Het is de valse Don Fernando die Cardenio beloofd te zullen helpen door te vragen of de vader van Cardenio genegen is tegemoet te komen aan de wens van de vader van Luscinda. Hij wil namelijk niet dat Cardenio zelf om de hand van zijn dochter vraagt, maar dat zijn vader dat komt doen. Don Fernando stelt voor dat het beter is voor Cardenio om eventjes de stad uit is en geld op te halen voor een aankoop die Don Fernando van plan is en die de vader van Cardenio gunstig kan stemmen. Een goed verstaander begrijpt al waar dit naartoe gaat. Enkele dagen later ontvangt Cardenio een brief van Luscinda die zij iemand heimelijk heeft weten te overhandigen dat Don Fernando inmiddels zelf om haar hand heeft gevraagd en dat hij niet alleen toestemming had gekregen om met haar in het huwelijk te treden, maar dat dat ook op zeer korte termijn en in besloten kring zou plaatsvinden.
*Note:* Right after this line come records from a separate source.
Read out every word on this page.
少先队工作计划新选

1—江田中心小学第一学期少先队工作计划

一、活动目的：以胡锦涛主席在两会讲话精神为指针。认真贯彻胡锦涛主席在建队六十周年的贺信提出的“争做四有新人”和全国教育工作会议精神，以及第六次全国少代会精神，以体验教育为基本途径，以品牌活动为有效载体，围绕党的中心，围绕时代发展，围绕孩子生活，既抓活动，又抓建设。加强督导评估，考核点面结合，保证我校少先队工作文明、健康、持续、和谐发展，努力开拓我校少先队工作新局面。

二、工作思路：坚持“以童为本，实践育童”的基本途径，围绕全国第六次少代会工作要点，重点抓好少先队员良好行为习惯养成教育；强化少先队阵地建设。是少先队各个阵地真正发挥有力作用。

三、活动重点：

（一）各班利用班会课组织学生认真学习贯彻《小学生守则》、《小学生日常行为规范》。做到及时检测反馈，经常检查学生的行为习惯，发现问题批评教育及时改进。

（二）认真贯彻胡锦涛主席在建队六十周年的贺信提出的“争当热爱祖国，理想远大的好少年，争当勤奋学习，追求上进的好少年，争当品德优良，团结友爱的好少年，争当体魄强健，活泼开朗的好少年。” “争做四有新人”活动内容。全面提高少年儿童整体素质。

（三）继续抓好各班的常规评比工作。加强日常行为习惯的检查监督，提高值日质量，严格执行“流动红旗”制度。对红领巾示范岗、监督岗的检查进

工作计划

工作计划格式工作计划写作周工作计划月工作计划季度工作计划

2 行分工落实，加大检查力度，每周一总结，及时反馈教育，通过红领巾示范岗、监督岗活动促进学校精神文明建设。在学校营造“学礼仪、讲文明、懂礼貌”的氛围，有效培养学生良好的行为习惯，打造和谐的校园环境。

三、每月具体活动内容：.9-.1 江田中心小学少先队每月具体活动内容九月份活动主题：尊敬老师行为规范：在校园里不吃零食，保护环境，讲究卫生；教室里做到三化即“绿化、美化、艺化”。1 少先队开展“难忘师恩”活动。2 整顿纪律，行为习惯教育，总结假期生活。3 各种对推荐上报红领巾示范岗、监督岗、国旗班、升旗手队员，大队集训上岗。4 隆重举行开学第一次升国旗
Cardenio reist als een speer terug en treft zijn geliefde Luscindan aan op het balkon van haar ouderlijk huis net vooraf aan de huwelijksvoltrekking. Zij deelt hem mee dat zij een dolk onder haar jurk verborgen houdt die zij niet zal aarzelen te gebruiken wanneer de omstandigheden haar daartoe dwingen door een einde aan haar leven te maken ‘en u bewijzen hoe ik u van den beginnen heb liefgehad en nog steeds lief heb’. Hierna wordt zij naar binnen geroepen. Cardenio weet heimelijk binnen te geraken en vanachter de wandtapijten in de grote zaal krijgt hij mee hoe de ceremonie voltrokken wordt zonder dat hij zich laat zien of van zich laat horen.
Dan is het zover dat het ja-woord gegeven dient te worden.
De pastoor stond dan te wachten op het antwoord van Luscinda, die lang schroomde het te geven, en juist toen ik dacht dat zij de dolk te voorschijn zou halen om haar woord gestand te doen, of haar mond zou openen om de waarheid te spreken en het gezelschap uit de droom te helpen zó dat het te mijnen voordele uitviel, hoorde ik dat zij met zwakke stem zeide: ‘Ja, ik wil’, en Don Fernando zeide hetzelfde.
[p.199]
Hierna viel ze in katzwijm. En Cardenio? Hij is volkomen van slag door deze onverwachte wending die hij niet zag aankomen. Woede en liefdesverdriet overheersen zonder dat hij weet wat te doen. En zonder op te merken dat Don Fernando een brief ontdekt die Luscinda heeft laten vallen. Nadat hij die gelezen heeft zakt hij neer in een stoel en blijft voor zich uit staren. Cardenio verlaat het toneel en vindt zichzelf dagen later terug in het gebergte waar hij geteisterd wordt door terugkerende vlagen van waanzin niets anders weet te doen dan te wachten op zijn einde onderwijl zijn eens zo aanbeden Luscinda te vervloeken voor het verraad hem aangedaan.